Dear Dairy, this is kind of a throwback Thursday post. I have by many standards had a reasonably successful and enjoyable career. I have some outstanding accomplishments I am very proud of, the greatest of which is probably my OpenGL book (all 7 editions) some years back. Another top contender is “Eye of the Storm”, a weather related product that I designed and marketed myself, and it had a good ten year run before I got full-ish time into astronomy. I think though, the most fun, challenge, and sense of artistic accomplishment software wise was a product marketed by Software Bisque called “Seeker”.

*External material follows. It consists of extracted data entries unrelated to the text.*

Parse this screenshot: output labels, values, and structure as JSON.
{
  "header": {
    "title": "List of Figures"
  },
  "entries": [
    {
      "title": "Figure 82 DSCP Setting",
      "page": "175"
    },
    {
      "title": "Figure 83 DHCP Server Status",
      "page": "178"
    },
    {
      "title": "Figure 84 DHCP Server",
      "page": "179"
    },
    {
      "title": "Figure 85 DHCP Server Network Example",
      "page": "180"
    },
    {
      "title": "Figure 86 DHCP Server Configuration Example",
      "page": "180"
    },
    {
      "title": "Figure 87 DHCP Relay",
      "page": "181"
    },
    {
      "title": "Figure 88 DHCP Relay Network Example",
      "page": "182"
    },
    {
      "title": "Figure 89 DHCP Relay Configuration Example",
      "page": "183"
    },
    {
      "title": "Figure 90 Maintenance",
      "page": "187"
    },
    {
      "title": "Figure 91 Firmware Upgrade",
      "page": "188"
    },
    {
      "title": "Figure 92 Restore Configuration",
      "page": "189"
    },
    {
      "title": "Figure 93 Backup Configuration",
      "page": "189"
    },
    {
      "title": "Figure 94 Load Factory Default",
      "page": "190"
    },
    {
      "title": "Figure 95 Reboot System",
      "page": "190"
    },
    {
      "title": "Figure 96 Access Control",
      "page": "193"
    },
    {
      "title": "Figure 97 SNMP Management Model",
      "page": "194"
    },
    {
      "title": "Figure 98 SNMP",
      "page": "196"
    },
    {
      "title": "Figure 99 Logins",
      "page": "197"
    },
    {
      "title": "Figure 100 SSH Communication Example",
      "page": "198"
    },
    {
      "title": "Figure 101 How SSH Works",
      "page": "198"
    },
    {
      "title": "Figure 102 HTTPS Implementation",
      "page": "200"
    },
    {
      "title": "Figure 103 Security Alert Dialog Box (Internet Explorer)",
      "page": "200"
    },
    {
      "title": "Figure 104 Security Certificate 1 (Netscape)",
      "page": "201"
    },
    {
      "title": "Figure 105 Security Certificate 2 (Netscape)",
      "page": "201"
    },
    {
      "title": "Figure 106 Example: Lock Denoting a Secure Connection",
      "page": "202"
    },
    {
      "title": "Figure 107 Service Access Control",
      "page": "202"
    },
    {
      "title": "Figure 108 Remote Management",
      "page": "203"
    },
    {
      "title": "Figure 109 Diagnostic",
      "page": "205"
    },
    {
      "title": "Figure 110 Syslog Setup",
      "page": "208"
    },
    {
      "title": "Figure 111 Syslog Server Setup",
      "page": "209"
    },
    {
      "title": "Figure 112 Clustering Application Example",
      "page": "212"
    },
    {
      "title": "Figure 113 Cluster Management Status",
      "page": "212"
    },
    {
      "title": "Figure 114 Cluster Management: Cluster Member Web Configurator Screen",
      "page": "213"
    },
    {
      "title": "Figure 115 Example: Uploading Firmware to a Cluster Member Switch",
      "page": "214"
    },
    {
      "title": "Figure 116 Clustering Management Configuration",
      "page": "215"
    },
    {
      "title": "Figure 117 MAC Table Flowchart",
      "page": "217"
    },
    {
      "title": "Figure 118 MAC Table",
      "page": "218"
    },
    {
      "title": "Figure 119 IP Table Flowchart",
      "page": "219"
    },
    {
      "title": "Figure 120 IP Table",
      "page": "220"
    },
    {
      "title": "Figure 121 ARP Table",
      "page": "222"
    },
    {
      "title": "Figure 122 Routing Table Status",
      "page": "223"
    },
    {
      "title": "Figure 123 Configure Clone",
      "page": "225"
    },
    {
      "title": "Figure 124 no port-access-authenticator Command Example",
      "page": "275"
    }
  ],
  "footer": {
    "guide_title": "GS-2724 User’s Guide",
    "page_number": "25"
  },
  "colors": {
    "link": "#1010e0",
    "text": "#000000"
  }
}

In early 2003 I fell victim to a downsizing by “Space Holdings” and was laid off (my only lay off ever!) a short 9 months after finally getting my “big break” into making astronomy software at Starry Night. A few days later, I stopped feeling sorry for myself and sent my resume to Software Bisque. A few more days later, I get a forwarded email that was titled ‘Starry Night OpenGL guy is looking for a job’… and Steve Bisque and I were on the phone the next day. I was initially hired as a part time contractor to do a 3D solar system model that would go into TheSky 6. A week or so later, Steve had a realistic 3D model of Saturn that he could fly around with a joystick as an introduction to what a 3D solar system could look like. “This is a whole product by itself”, he said, and it was so. Initially we called it the “Grand Tour”, and the name was only changed (marketing consultants in Denver were responsible for this atrocity-LOL) when the time came to actually ship boxes with CD’s in them. I spent quite a few years on Seeker, and I did 100% of the celestial mechanics and the OpenGL rendering engine. It turns out coordinate transforms in outer space work just like they do in computer games. I had complete creative freedom on the engine, but not the GUI and marketing, which is of course to be understood as I was hired as an engineer, not so much a product developer. The product did okay, and we even had a full dome immersive version for planetarium theaters that was beyond cool to play with under a full dome. Alas, it seems imaging was the real core and profitable business for Software Bisque, Seeker wound down, and I ended up working on the imaging and device control side of the business. I found out I loved imaging (I had played around with it for years with little success), and got pretty good at it, but that’s another story. I can’t authoritatively say why Seeker didn’t “take over the world”, lots of poor products do well, and fantastic products do poorly. I do know that I feel no shame in the results of my work, and it still looks pretty nice even by todays standards when I occasionally fire it up on my Windows PC (no longer works on macOS <sad face>) and watch a 3D asteroid spin by, or a shadow transit on Jupiter from above it’s moon Io.
I gained a lot of both management and engineering experience from working on this project. I found musicians for music, licensed sound effects, hired narrators and writers for automated tour scripts, and two 3D modelers who did asteroid and satellite/space craft models. I took great pride in the accuracy and visual fidelity of the views too, and had the enviable situation of having my kids think their dad was super cool for making “video space games”. My daughter once said, “You get PAID for this? I thought you were just playing around all this time!”. Another time in a theater, after an introductory animation of the Earth before a movie, my son elbowed me and said, “Dad, THEIR atmosphere sucks!”. Yeah, I got to be the cool dad. It was also just such a great growth and learning experience. It was my first 100% shader based OpenGL program, I did a shader based lunar eclipse simulation (calculated all the geometry myself), and appeared on stage at the Apple WWDC developer conference to demonstrate animating the entire minor planet center’s catalog of asteroids using OpenCL and OpenGL together (ah, Snow Leopard, what a great OS release that was – before the era of new OS’s simply having more ways to share photos and shop <says the grumpy old man>).
I still have a few good years left in me, and before long I’ll be as productive (I hope) with the new hotness that is Vulkan as I used to be with OpenGL. I still have an unhealthy appetite for astronomy and space, and as they say… the sky’s the limit!